Bill Venners: You write in your book, "Don't use assertions in place of real error handling. Assertions check for things that should never happen." Can you elaborate?

Andy Hunt: You shouldn't use assertions to validate user input, for instance, or for general errors. Say you are doing some systems programming on a Unix platform, for example, and you are about to check the return value of opening /etc/passwd. We could probably debate about this, but I would think that would be more a class of assertion, because /etc/passwd should be there. It can never happen that that file is not there. OK, there are some extreme cases where that file may not be there, but it means something really really bad is going on. I would be inclined to say that's not traditional error handling, because that could "never happen." Now, if you're just looking to go open some properties file, or some file the user told you to go open, that's just normal error handling. The file may be there. It may not. It doesn't fall into the class of can't ever happen, so it's not an appropriate use for an assertion.

Bill Venners: What are the benefits and costs of using asserts?

Andy Hunt: There is a great anecdote from a small company that was making network diagnostic software. This company had a very strict policy about asserts. They asserted just everything—everything that could go wrong, that they thought might be a problem. They had tons and tons of asserts. And what made them different from other companies was they left in all of the asserts in their shipping product.

This was a real-time sensitive application. It wasn't just a report writer. This was time-critical network monitoring software. They left all the asserts in, to the point where if something managed to get through testing, and produced an error out in the field, they would actually put up a nice warning to the user saying, "Here's some information. We need you to call up and get tech support, because something bad happened."

And as a result of leaving all these assertions in, getting that feedback loop all the way out to the end user for the few bugs that did escape testing, they had a nearly bug-free product. They did so well they got purchased by some other software company for about a billion dollars. So as far as cost versus benefit, ...

Bill Venners: It sounds like they got about $1000 per assert.

Andy Hunt: Yeah, whatever the asserts cost them, their company got purchased for a huge amount of money. They did very well.

Dave Thomas: So let's look at the cost of actually writing an assert. There are two aspects to actually writing an assert. One is, you have to think about what you want to be true at this point in the code. Secondly, you have to find a way to express it. Finding out what you want to be true at this point in the code is in my mind the definition of programming. That's exactly how you write a line of code. You must ask, "What change do I want to make in the state of the world in this line of code?" So you have to have answered that question anyway if you're programming correctly. And people who say, "Oh, I can't work out what an assertion would be at this point," aren't programming. You should be able to know what assertion to put at any point in your code to verify that what you've just written does what you think it does.

Andy Hunt: You have to clarify your assumptions. To me, you can't use the word assertion without having the word assumption real close to it. Because with everything we program we've got this huge raft of assumptions in our mind—"Of course this must be like this. I know the state of this is set, and I'm about to do this." You've got this whole raft of assumptions. What you have to do is just take those assumptions, or some subset of those, and put that into an assert. I want to make sure that my assumption really does hold.

Bill Venners: In your book you say, "Whenever you find yourself thinking, 'Of course that could never happen,' write code to check it." Personally, I feel the urge for an assertion when there's enough complexity, for example, if there are several methods that must work together to keep something true at this point in this method. I think it works, but I'm not 100% confident I fully grasp the complexity. And I'm not confident that although it may work now, the people making changes over time may not grasp the complexity sufficiently to avoid breaking it in the future. That's when I feel the urge to put in an assertion.

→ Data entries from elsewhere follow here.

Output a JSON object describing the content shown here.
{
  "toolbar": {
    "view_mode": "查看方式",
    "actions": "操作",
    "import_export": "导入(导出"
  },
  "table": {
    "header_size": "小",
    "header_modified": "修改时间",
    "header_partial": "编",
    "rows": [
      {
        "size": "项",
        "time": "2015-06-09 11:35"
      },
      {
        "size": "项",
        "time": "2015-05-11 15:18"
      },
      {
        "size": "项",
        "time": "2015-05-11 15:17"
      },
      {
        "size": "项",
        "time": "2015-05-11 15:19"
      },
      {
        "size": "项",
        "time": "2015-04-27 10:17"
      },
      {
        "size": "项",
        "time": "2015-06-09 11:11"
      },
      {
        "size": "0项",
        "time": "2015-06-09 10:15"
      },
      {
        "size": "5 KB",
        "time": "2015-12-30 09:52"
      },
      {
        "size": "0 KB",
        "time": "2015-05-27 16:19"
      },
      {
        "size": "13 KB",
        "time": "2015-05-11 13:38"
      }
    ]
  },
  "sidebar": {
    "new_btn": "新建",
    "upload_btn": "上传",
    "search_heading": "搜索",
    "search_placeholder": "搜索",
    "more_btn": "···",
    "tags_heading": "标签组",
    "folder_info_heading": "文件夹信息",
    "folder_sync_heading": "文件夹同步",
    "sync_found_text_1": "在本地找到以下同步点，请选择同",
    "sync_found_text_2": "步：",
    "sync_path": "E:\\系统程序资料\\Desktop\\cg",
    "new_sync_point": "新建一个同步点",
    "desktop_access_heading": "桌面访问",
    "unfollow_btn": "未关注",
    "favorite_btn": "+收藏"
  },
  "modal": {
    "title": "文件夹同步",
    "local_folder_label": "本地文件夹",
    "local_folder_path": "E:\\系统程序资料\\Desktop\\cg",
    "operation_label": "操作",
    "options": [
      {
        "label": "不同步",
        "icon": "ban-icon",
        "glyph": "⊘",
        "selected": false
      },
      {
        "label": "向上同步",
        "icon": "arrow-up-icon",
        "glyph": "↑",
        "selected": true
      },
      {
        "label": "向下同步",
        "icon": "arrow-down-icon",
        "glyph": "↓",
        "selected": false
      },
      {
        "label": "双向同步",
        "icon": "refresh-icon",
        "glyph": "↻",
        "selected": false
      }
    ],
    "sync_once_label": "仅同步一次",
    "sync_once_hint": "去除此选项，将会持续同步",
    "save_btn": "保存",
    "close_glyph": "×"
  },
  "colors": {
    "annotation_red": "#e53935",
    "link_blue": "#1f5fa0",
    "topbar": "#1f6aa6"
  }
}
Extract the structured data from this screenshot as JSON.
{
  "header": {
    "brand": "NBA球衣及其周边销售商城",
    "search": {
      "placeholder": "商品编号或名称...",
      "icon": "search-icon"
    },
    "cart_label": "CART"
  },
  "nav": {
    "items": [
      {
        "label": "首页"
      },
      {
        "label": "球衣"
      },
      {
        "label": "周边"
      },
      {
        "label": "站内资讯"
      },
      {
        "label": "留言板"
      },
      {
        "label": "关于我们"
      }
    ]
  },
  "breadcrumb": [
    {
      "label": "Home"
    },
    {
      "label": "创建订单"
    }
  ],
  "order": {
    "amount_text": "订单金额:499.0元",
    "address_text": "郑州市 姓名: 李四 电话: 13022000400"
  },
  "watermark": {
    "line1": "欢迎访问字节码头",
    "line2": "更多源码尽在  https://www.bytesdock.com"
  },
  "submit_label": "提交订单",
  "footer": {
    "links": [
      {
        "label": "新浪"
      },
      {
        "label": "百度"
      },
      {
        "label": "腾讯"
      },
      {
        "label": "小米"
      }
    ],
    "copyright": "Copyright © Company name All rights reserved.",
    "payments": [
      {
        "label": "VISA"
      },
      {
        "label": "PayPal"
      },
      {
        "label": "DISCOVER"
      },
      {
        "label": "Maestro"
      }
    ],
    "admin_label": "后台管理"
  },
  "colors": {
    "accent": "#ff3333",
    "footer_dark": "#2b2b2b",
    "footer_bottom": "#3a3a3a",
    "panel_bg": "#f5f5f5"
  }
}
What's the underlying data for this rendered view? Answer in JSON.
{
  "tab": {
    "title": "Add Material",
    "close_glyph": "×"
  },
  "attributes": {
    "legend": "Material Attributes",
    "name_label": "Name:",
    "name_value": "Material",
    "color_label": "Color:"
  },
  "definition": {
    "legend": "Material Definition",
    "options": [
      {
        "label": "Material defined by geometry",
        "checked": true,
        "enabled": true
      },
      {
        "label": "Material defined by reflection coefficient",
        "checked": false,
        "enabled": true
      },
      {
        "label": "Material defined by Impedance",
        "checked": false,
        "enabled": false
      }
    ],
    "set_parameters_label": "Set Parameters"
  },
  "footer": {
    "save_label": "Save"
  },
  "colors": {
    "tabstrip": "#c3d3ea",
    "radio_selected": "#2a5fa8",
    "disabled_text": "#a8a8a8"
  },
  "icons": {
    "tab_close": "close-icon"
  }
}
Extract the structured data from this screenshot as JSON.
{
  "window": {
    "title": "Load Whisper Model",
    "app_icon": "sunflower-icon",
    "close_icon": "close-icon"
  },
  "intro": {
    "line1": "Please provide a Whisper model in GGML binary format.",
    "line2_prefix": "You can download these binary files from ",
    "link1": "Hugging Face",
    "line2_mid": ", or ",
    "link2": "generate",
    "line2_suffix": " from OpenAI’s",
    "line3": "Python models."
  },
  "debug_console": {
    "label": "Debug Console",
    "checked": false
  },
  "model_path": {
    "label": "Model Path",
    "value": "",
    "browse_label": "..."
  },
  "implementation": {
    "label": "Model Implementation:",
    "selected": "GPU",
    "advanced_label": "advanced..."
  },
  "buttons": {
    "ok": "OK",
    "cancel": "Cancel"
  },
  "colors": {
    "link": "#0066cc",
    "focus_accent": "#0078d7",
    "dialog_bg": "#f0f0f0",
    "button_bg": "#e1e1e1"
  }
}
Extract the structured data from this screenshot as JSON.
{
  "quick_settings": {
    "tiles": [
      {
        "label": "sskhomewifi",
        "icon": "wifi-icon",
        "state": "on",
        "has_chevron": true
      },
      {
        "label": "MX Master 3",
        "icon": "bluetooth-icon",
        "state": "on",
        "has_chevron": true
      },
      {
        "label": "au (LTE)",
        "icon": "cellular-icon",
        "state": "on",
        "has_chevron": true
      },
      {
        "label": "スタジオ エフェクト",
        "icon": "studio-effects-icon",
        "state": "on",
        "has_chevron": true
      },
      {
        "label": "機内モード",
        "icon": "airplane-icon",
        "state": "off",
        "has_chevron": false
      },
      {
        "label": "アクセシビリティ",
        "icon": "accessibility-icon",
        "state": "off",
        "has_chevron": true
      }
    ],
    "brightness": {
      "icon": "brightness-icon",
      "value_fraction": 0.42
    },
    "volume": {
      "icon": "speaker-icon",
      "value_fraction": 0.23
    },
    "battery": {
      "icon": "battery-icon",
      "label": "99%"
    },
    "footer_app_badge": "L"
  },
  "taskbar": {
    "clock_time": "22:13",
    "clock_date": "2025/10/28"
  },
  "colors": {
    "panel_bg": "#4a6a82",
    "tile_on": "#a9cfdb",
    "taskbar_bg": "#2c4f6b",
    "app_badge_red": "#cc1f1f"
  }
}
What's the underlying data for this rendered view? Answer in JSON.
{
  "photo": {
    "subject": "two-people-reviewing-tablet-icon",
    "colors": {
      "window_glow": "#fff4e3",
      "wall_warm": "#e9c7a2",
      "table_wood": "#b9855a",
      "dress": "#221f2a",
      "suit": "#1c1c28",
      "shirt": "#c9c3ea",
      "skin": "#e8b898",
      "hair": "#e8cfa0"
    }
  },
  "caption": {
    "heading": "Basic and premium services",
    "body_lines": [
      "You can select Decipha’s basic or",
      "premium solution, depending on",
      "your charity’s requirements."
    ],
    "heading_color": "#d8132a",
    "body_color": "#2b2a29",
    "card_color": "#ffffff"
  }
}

Dave Thomas: That's really an interesting observation. I would say that there are many people who do that. I do the same myself, in particular if I'm doing something that is full of off-by-one boundary condition issues. I will put asserts in there just to check boundary conditions. Invariably, what it really means is I don't understand what my code is doing. So I put the asserts in there because I think I understand, but I don't really understand, what the code is doing. So I'll let some user check it for me. Whenever I find myself putting in asserts to try and clarify something, then I try to use that as a little warning bell that I should step back, simplify the code so I can understand it, and then put decent asserts in.

The other side of the coin is this. When we say in the book, "Whenever you find yourself thinking something can't happen, put asserts in," that could be misunderstood. We're not saying you have to assert everything. We're trying to undermine the kind of arrogance of the attitude, "I've just written this. It can't go wrong." Clearly there is code, setter and getter methods for example, where there is zero point in doing asserts just as there is zero point in doing unit testing. But it's more the case that this can never happen, because this file must exist. This socket must be open. This parameter must be greater than zero. Those are the ones where maybe that arrogance isn't quite appropriate.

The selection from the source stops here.